Daugherty, the RAND researcher who has done policy briefs on effective technology use in early childhood education, struck a moderate line. She cautioned against hard and fast conclusions about the amount of internet and technology use, arguing that debating whether technology is good or bad is “the wrong conversation.” Instead, she said, we should evaluate technology by the purposes of its use and the quality of the education it inspires.

Even in preschools, “you can create technology or implement technology in a way … that really allows [children] to learn and move and have peer interactions,” Daugherty said. She saw a socioeconomic divide in how well children are trained to use technology, with upper- and middle-class parents doing more to make sure their children are using it for learning. And she urged early interventions to make sure even very young children are using technology in educational ways.

“If you can’t interact with technology, you can’t be a successful student. … It’s an important school-readiness skill in a lot of ways,” said Daugherty. “If you’re teaching a kid how to use a computer at age 7, they’re way far behind.”

Rybin, the founding principal of High Tech Los Angeles, a charter high school in Van Nuys, said she and her staff have talked extensively about how to encourage technological education in the school without being disruptive.

Recently, the school decided that students wouldn’t be permitted to have their phones on—and everyone has a phone, she noted, even though half the students are on free or reduced lunch. But the school guarantees tablets and home internet access to all students, so they message each other on those. And they use proxy services to go to social media sites that are supposed to be off-limits during the school day. “They are hacking because they can’t stop,” she said.

Still, the school goes to great lengths to make sure the students talk to each other, instead of just texting. “When we make them have these face-to-face conversations, they sometimes are a little uncomfortable,” she said. “But they do a lot of oral presentations, they do a lot of cooperative work, to get them out and talking.”

The discussion’s moderator, science journalist Eryn Brown, pressed the panelists on whether kids have digital needs. Daugherty said students need to develop the ability to filter information—separating reliable information from unreliable. Uhls said that young people need to “create a positive digital footprint”—basically an online persona—because colleges and employers will check for one. And Rybin said that students need parents to be looking over their shoulder—to have the password to their children’s phones, and to look at the texts and photos and social media messages they’re sharing.

During a lively question-and-answer session, the panelists said that media concerns about online predators and sexting are overblown. (Uhls also said there’s not yet enough research about the impacts of online pornography.)

One questioner asked whether today’s schools need mandatory classes in online and technological behavior, just as they have classes in health and sex education.
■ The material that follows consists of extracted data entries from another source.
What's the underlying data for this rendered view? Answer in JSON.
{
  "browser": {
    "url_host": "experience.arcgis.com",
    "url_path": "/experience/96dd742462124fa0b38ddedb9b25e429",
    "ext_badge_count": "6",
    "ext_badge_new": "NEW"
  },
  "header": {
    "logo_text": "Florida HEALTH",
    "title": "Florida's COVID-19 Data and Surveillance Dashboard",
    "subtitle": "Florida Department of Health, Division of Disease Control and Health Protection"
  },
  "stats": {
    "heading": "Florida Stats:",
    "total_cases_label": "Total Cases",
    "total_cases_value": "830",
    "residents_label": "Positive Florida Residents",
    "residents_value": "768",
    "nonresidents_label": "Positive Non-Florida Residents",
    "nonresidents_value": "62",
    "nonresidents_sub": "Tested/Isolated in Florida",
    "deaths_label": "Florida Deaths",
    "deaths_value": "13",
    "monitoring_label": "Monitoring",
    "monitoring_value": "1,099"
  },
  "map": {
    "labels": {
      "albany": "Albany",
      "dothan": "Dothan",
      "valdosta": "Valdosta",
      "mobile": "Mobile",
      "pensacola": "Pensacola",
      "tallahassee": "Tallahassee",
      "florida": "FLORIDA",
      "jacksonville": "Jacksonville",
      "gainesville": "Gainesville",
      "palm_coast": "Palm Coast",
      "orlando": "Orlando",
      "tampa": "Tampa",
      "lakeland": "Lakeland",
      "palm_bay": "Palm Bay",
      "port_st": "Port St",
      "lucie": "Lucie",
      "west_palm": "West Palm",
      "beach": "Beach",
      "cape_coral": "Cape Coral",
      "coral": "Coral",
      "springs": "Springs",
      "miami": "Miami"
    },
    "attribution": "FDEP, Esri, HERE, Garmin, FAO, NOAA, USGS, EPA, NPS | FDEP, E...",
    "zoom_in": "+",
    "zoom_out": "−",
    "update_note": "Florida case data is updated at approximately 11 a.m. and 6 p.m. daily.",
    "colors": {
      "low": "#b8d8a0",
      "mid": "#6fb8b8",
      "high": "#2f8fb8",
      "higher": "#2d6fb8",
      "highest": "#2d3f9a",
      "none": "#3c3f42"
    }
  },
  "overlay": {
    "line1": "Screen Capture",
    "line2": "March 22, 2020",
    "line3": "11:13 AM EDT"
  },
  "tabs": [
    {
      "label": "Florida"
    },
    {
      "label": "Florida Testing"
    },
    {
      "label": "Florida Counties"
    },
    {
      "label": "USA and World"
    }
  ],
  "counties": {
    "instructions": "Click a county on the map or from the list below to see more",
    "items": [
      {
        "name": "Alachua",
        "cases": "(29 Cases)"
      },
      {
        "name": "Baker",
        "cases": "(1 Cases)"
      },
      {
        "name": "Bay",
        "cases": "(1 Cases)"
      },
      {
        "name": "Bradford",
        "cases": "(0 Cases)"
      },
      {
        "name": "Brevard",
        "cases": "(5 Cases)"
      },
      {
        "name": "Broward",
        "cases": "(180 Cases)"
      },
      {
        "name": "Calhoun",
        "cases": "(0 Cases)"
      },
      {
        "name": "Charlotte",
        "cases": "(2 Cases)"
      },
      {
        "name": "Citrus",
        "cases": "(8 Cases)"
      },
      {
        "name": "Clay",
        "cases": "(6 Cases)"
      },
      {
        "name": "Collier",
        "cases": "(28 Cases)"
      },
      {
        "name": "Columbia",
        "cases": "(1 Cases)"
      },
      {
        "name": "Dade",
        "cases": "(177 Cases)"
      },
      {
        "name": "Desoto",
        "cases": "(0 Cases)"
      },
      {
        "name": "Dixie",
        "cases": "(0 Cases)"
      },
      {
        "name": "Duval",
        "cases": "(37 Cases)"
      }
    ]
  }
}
Rybin noted that there is no such mandatory program, but that her school offers quite a bit of help, beginning with a boot camp for freshmen.

Uhls and Daugherty said thinking about technology and online behavior must be part of everything teachers and parents do with young people. “I think everybody has a little internet zombie in them,” Daugherty had mentioned earlier in the conversation. The best way for education to overcome this? “Integrate technology throughout the school,” she said, so that healthy technology use isn’t just a class assignment, but a part of everyday life.